Wall of Separation
By Diogenes (articles ) | Jun 04, 2003
Amy Welborn points us to Terry Eastland's interesting article in the Weekly Standard. Some of our fellow citizens are appalled that federal funds have been allocated toward the upkeep of a building in which (gulp) prayer takes place:
Interior Secretary Gale Norton recently announced a grant of $317,000 to help preserve an aging edifice of historical importance to the nation. Whereupon Americans United for the Separation of Church and State objected. Why? Because the group sees a manifest violation of church and state in the new policy under which the Park Service made the grant.

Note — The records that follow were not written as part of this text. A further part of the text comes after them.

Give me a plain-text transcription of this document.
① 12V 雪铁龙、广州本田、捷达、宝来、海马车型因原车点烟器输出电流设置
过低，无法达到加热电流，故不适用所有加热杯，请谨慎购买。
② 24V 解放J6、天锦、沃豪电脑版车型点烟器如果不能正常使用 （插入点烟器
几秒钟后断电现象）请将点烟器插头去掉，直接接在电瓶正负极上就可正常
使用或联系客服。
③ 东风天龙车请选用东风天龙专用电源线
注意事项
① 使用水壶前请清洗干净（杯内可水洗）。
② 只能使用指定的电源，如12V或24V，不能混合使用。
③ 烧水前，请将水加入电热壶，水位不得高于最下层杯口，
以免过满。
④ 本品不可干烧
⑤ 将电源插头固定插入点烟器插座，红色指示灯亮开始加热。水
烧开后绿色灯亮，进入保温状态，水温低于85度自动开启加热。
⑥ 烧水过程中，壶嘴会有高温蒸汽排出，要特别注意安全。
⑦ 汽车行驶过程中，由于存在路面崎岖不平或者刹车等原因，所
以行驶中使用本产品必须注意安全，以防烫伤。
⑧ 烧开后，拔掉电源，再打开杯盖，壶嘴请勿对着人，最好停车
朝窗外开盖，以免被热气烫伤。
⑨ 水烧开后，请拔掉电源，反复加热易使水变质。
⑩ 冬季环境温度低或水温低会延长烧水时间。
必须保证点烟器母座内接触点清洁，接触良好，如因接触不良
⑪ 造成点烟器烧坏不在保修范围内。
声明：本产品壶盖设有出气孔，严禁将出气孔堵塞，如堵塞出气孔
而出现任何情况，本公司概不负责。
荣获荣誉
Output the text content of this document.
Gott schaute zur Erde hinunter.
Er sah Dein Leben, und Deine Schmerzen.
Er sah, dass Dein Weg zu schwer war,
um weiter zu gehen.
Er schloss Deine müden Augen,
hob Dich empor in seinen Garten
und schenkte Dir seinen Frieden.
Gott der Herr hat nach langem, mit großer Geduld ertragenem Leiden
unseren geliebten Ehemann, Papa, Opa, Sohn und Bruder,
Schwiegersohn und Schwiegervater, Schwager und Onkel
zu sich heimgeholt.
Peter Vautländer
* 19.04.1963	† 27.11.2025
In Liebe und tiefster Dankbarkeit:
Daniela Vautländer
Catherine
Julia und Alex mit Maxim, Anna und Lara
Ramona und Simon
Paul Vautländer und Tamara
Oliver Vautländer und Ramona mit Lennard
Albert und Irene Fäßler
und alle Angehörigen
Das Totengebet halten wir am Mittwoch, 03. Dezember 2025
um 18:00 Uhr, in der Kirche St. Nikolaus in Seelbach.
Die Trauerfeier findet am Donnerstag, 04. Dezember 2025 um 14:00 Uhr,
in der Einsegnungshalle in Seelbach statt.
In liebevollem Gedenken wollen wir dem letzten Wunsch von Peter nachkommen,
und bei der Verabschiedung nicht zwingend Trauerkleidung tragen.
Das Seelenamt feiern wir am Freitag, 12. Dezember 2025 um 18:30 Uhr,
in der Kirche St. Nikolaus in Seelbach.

The edifice happens to be Boston's Old North Church, where Paul Revere got the signal that the British were advancing. And the Old North Church still is--as a horrified Barry Lynn, the executive director of Americans United, told reporters--"an active church."
This puts one in mind of the halcyon days of the National Endowment for the Arts, when your tax dollars went to support Andres Serrano's "Piss Christ" -- a crucifix floating in a plexiglas box filled with the artist's, ahem, contribution to western civilization. Objectors were successfully overruled on the grounds of the needful separation of church and state rooted in the Establishment Clause of the First Amendment. This provoked Joseph Sobran to propose what he termed the "Urine Test" for First Amendment interpretation.
It works like this. If an artist creates a religious object -- say, a nativity scene or a painting of the Virgin -- it violates the First Amendment to pay for it with public monies. But if the artist soaks the same object in urine, it violates the First Amendment not to pay for it with public monies. Clear, I trust?